Aug 15, 2013 10:24 AM in response to Megsidreams

Megsidreams

My Macbook Pro was replaced under warranty about 8 weeks ago,.....HD wont work...Is there anything I can do to get the data off the HD?


Since you just got it back, make an appt with Apple again to report your "glitchy" replacement is bad ....for evaluation / repair.


Samsung was acquired by Seagate in 2011, and yes those drives are very reliable and generally loved by those running server farms who see 1000s of HD and know well what is "crashing too often"


I never said "avoid Seagate", however their 2.5" havent fared that well in large sampling. I was speaking of the bad SATA connector attached to same on an external 3.5" which can go bad.


However in 2.5" #1 is still Hitachi/Toshiba.

Best recommendation would be a Toshiba 2.5" USB 1TB or 1.5TB, however right now the 2TB 4 platter 15.2mm Toshiba USB 3.0 are going for $120US


The cheapest (currently) best price for QUALITY 2.5" USB HD is running $65 per Terabyte. However it seems youre in the U.K., I dont know what you pay for same.


As for getting data of your HD you have software recovery options, and worst of all (due to price) are recovery teams that charge a rather lot to do same. Check into HD recovery applications on same.


In the future never never trust any backup, even the best crash and fail, always have 2 backups.


Never consider any computer a data storage device, rather a data creation ,sending, and manipulation device. Anyone who thinks data is safe on any computer, even copied upon multiple partitions is making a mistake.

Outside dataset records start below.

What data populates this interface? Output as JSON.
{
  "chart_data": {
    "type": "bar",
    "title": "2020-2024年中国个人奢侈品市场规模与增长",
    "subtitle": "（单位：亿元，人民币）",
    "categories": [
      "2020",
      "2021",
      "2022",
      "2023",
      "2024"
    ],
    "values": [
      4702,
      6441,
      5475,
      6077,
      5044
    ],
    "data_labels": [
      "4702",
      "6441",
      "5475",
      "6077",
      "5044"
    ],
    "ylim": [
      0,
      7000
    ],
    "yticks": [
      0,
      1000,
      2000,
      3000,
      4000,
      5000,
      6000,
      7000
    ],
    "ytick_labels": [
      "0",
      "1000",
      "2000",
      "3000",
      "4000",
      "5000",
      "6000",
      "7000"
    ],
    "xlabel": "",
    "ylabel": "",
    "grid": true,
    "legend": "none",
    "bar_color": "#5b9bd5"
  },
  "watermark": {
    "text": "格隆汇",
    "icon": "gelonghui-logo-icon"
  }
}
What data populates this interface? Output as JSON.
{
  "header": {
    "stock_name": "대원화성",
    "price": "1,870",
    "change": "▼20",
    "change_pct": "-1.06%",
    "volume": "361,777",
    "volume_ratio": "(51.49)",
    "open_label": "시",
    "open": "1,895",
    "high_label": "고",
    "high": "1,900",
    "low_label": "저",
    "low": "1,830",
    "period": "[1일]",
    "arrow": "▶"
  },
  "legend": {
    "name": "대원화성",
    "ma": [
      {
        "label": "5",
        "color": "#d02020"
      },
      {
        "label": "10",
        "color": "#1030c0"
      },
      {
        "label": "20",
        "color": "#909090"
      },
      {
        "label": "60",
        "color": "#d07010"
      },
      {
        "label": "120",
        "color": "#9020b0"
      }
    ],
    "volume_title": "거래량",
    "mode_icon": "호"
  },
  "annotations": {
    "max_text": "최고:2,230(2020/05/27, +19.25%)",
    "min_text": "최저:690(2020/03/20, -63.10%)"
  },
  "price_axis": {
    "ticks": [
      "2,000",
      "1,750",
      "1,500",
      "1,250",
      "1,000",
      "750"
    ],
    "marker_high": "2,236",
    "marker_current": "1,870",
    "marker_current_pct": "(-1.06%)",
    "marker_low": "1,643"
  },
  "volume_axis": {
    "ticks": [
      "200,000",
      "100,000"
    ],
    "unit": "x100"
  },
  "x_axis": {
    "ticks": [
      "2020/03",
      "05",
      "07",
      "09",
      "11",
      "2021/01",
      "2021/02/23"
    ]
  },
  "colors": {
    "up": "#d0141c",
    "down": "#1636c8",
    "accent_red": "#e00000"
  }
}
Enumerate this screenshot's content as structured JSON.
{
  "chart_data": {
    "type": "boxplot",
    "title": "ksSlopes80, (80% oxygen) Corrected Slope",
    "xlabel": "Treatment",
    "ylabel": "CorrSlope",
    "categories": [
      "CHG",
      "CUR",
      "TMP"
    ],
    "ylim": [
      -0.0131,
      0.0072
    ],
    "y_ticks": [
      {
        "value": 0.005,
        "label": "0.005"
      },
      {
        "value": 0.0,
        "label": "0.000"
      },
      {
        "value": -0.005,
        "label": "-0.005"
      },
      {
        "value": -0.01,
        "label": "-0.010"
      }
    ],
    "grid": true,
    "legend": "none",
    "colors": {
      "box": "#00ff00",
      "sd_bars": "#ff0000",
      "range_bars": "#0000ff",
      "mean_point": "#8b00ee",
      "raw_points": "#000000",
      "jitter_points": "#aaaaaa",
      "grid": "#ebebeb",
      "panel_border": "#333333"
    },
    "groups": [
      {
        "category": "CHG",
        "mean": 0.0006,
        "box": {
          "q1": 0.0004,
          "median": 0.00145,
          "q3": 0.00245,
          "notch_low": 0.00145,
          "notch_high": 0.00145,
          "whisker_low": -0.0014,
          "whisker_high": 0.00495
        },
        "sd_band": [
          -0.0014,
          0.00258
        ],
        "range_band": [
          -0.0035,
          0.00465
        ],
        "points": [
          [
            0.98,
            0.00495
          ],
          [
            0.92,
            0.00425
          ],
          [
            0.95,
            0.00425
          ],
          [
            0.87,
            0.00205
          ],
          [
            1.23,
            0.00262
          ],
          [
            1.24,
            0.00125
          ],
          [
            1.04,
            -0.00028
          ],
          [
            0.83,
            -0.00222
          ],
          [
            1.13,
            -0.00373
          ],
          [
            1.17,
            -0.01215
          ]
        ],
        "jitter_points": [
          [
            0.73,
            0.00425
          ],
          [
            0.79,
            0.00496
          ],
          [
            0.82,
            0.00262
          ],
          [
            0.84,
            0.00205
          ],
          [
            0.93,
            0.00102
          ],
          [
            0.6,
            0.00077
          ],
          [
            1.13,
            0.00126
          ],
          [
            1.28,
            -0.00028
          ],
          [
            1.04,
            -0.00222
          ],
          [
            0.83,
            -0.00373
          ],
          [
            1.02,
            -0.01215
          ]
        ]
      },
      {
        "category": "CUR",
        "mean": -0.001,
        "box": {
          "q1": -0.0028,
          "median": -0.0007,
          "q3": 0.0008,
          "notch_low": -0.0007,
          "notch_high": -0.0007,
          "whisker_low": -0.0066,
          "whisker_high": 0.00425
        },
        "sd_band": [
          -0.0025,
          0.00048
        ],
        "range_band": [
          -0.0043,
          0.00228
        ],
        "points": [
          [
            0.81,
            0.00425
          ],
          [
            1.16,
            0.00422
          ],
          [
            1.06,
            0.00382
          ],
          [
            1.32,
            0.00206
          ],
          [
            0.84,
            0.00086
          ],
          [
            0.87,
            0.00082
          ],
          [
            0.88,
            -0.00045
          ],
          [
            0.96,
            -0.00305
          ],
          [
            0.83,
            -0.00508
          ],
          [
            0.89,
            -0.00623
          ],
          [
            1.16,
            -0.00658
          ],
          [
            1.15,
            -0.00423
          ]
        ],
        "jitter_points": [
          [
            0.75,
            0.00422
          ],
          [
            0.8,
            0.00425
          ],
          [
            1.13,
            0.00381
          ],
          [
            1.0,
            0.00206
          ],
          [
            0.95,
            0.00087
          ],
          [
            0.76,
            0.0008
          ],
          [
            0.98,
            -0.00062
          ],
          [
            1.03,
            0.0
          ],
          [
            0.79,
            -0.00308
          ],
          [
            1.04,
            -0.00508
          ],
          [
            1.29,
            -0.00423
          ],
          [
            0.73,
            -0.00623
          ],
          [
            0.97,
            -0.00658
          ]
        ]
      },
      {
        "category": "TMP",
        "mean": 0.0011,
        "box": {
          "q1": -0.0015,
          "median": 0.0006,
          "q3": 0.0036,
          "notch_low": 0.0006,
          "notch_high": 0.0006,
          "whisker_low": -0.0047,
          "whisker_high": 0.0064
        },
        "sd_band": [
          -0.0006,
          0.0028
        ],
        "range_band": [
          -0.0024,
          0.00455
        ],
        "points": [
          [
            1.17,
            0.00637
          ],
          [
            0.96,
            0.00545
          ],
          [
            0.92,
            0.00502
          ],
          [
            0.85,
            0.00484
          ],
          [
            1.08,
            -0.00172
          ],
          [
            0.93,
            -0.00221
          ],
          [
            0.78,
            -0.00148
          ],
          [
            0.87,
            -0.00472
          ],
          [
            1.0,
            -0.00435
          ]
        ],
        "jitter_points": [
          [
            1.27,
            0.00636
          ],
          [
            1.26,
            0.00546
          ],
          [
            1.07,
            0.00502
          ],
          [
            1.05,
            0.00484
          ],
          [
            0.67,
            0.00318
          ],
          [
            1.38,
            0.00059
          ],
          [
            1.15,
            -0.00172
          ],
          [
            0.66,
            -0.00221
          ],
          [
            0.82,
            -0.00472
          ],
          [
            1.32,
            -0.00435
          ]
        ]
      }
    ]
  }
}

Never backup your data exclusively upon magnetic hard drives or flash storage, nor consider same since magnetic storage degrades over time even under ideal conditions.

Store important data on multiple servers on multiple continents.

Burn important data onto multiple copies of archival DVDs and store same in cool dark fireproof safes, multiple places.

Don’t burn data onto junk DVD’s purchased from consumer level electronics stores. These are not archival long life DVD’s nor reliable, nor trustworthy. Archival DVD blanks such as Taiyo Yuden, rated for 100+ years are what the pros use, these are made by JVC and are professional grade DVD blanks.


Most people have never heard of archival DVDs, however their cost is only 30% more than junk-level DVD blanks which are only rated for 5-10 years. Also the reject rate on the inferior DVD is around 15%, the cost is almost identical between the WORST DVD blanks and the BEST DVD blanks (go figure!)

Most importantly know that 2 copies of your data is 1, and 1 is none, and 1000 copies stored in one place or building, is also the same as none due to possible fire.

Always consider and expect your computer’s hard drive to completely crash anytime, at all times, and you should keep a cloned and updated hard drive handy at all times to return to immediate productivity and utterly avoid programs and parameter reinstallation. Nothing is quicker than taking out a dead HD and tossing in a new updated cloned HD for getting back to 100% in under 20 mins!